Está a punto de terminar el año más atroz para las ciencias y el sentido común de, probablemente, toda la era moderna. Medicina, matemáticas, estadísticas, genética y biología han sido sacudidas por intereses políticos y monetarios, al punto que parece que nos encaminamos hacia un nuevo periodo de oscuridad intelectual. Pienso, a la usanza de los clásicos, que la historia es cíclica y, en ocasiones, retrógrada. A aquel paritorio sangriento de la ilustración parece que seguirá una era de fanatismo tecnológico.
Lo peor es que esta probable transición de la historia está resultando extremadamente fácil, hasta ahora.
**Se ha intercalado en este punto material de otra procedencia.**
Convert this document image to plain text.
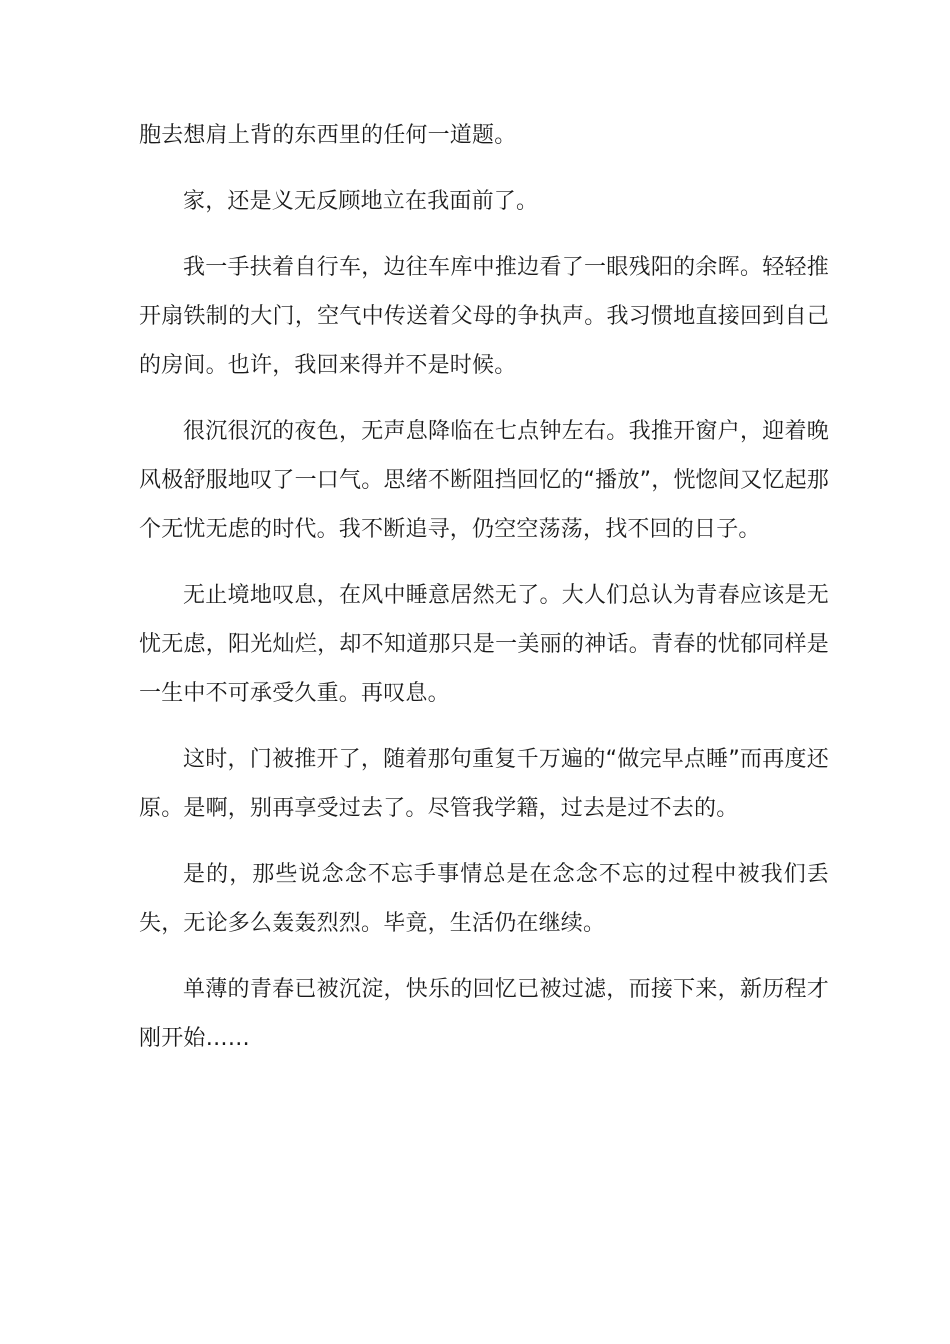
胞去想肩上背的东西里的任何一道题。

家，还是义无反顾地立在我面前了。

我一手扶着自行车，边往车库中推边看了一眼残阳的余晖。轻轻推开扇铁制的大门，空气中传送着父母的争执声。我习惯地直接回到自己的房间。也许，我回来得并不是时候。

很沉很沉的夜色，无声息降临在七点钟左右。我推开窗户，迎着晚风极舒服地叹了一口气。思绪不断阻挡回忆的“播放”，恍惚间又忆起那个无忧无虑的时代。我不断追寻，仍空空荡荡，找不回的日子。

无止境地叹息，在风中睡意居然无了。大人们总认为青春应该是无忧无虑，阳光灿烂，却不知道那只是一美丽的神话。青春的忧郁同样是一生中不可承受久重。再叹息。

这时，门被推开了，随着那句重复千万遍的“做完早点睡”而再度还原。是啊，别再享受过去了。尽管我学籍，过去是过不去的。

是的，那些说念念不忘手事情总是在念念不忘的过程中被我们丢失，无论多么轰轰烈烈。毕竟，生活仍在继续。

单薄的青春已被沉淀，快乐的回忆已被过滤，而接下来，新历程才刚开始……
La gente suele claudicar apenas sin resistencia. Me resulta, por ejemplo, inverosímil, que colegas y profesionales del área de las ciencias médicas hayan caído en la trampa de la histeria generada por un virus elevado al panteón de los demonios por aquellos intereses que apenas si conocemos. O que esos otros versados en ciencias de toda laya sean incapaces de atisbar el cuadro entero.
Es muy fácil ser concluyentes, pero también relativizar, amigos míos. Si me preguntan les diría que no somos, todos nosotros, más que testigos del comienzo de una nueva era en la historia de los hombres. Esto no se trata ni de China (como afirman politólogos respetados de derecha) ni de ideologías ni utopías. Esto no se trata ni de Rusia ni de Castro. Las raíces de cualquier cambio son profundas y han podrido, muy eficientemente, el viejo mundo que ya dejamos atrás.
Que el Dios que exista se apiade de nosotros… y de ustedes.